USD/CAD: The Canadian dollar strengthened against the U.S. dollar on Wednesday, supported by rising hopes of a ceasefire in the Middle East, despite domestic data showing stagnation in Canada’s manufacturing sector. President Donald Trump told Reuters the U.S. will end its war in Iran “fairly soon” but could return for targeted “spot hits” if needed. The safe-haven U.S. dollar fell for a second day, while oil prices, a key Canadian export, dropped 2.2% to $99.11 a barrel. Meanwhile, the S&P Global Canada Manufacturing PMI fell to 50.0 in March from 51.0 in February, its lowest in three months, as U.S. tariffs and war-related uncertainty weighed on output and pushed input costs higher.Immediate resistance can be seen at 1.3956(23.6%fib), an upside break can trigger rise towards 1.4000(Psychological level).On the downside, immediate support is seen at 1.3856(38.2%fib), a break below could take the pair towards 1.3782(50%fib)
USD/JPY: The U.S. dollar eased against yen on Wednesday as market optimism grew over a potential de-escalation of tensions in the Middle East.Investors were encouraged after Donald Trump signaled that U.S. military operations in Iran could conclude “very soon,” pointing to a potential timeline of two to three weeks.The yen rebounded from this year’s low of 160.46 per dollar, moving back above the key 160 level that had raised concerns of intervention by Japanese authorities.On the data front, the Bank of Japan's quarterly Tankan survey showed business sentiment among large Japanese manufacturers improved in the three months to March, though firms expect conditions to worsen in the next three months. Immediate resistance can be seen at 159.02(SMA 20) an upside break can trigger rise towards 160.00(Psychological level) .On the downside, immediate support is seen at 158.27(38.2%fib) a break below could take the pair towards 157.51 (Lower BB).
Equities Recap
European stocks rallied, with the STOXX 600 posting its biggest three-day gain in nearly a year after Trump said the U.S. would be out of Iran pretty quickly.

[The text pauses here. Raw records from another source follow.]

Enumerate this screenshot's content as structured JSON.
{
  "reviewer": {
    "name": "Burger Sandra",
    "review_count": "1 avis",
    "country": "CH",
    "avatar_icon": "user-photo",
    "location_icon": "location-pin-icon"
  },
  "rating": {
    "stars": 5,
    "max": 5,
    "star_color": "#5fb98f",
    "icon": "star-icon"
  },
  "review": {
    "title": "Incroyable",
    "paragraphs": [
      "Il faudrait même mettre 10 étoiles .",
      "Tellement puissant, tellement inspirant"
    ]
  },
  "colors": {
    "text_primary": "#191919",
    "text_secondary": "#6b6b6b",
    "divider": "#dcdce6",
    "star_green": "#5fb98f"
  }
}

UK's benchmark FTSE 100 closed up by 1.85 percent, Germany's Dax ended up by 2.73 percent, France’s CAC finished the day up by 2.10 percent.
Wall Street closed higher on Wednesday, boosted by strong gains in Alphabet and other major tech stocks, after President Donald Trump signaled that the Middle East conflict could be nearing an end.
Dow Jones closed up by 0.48 percent, S&P 500 closed up by 0.72 percent, Nasdaq settled up by 1.16 percent.
Commodities Recap
Gold rose for a fourth straight session on Wednesday as the U.S. dollar slipped and other risk assets rallied on tentative hopes that the conflict in the Middle East will de-escalate.
Spot gold was up 2.5% at $4,784.22 per ounce by 1730 GMT, highest since March19. U.S. gold futures settled 2.9% higher at $4,813.10.
Oil prices settled lower on Wednesday after President Donald Trump said that the U.S. would end its war on Iran fairly soon.
The front-month Brent contract for June fell $2.81, or 2.7%, to settle at $101.16 per barrel, bouncing off a session low of $98.35. U.S. West Texas Intermediate crude futures for May slipped $1.26, or around 1.2%, to $100.12 per barrel, off a session low of $96.50.